When faced with the challenge of hiring a new baby-sitter, most parents fantasize about Mary Poppins floating down on their doorstep. Unfortunately, finding a new sitter isn't so easy. What's the best way to choose the person responsible for preserving household harmony in your absence? Of course, you must request references and call them. But equally important is to ask open-ended interview questions that demand an explanation, suggests Martin Yate, an employment consultant and author of Hiring the Best (Bob Adams Inc., 1990).
- What would you do if the children refused to follow your instructions?
- What would you feed my children while I'm gone? Describe three meals you might prepare.
- What steps would you take if one of the children developed a fever?

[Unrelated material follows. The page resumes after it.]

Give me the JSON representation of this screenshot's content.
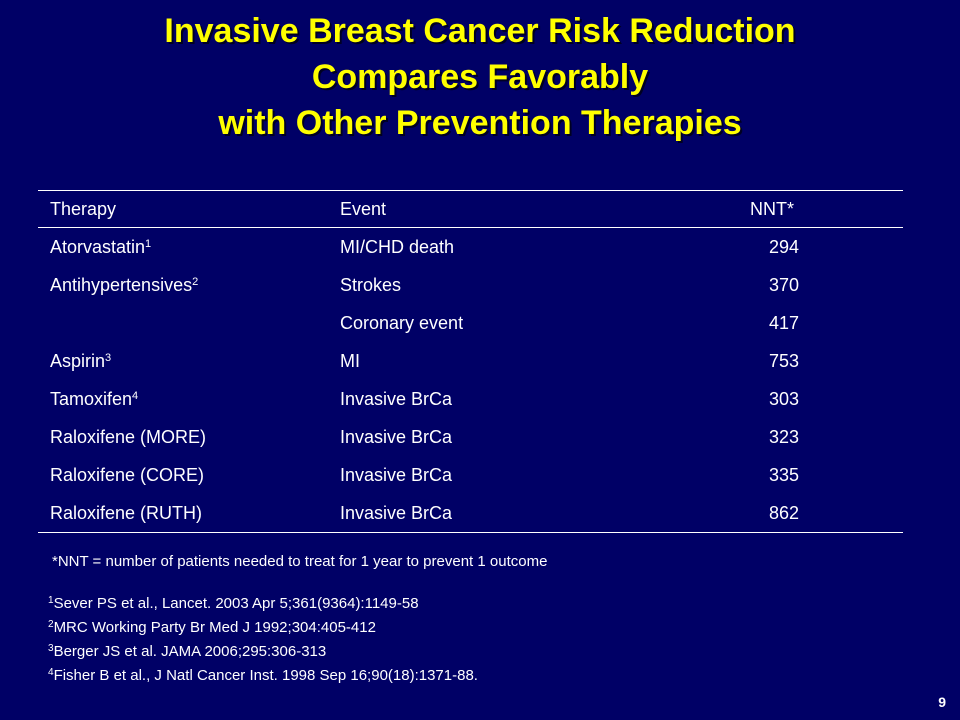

Now that you've narrowed down your search by asking the right questions, you've asked a potential sitter for some references. How can you make sure former employers will offer up an honest assessment? Marsha Epstein, president of the American Nanny Company in Newton, MA, has this advice:
- Create a connection.
Introduce yourself to the reference, ask if it's a convenient time to speak and tell her briefly about yourself and your child-care needs. "Your first goal is to make her feel comfortable and to get her to open up," Epstein says.
- Seek specifics.
Ask her to name the characteristics she most liked about the sitter. Solicit specifics with questions such as, "Give me an example of a time she needed to discipline your kids and how she handled it."
- Uncover weaknesses.
Encourage openness by sharing shortcomings you can live with; say, for instance, "We had one baby-sitter who was very disorganized but so loving and caring that it didn't matter to us." Your objective is to learn if this person has any problems you won't be able to overlook.
- Go with your gut.
If there's anything about the reference that seems suspicious, "trust your instinct," says Epstein. Similarly, "if there's hesitation in the reference's tone, or she gives a reference without enthusiasm, pay attention to those cues."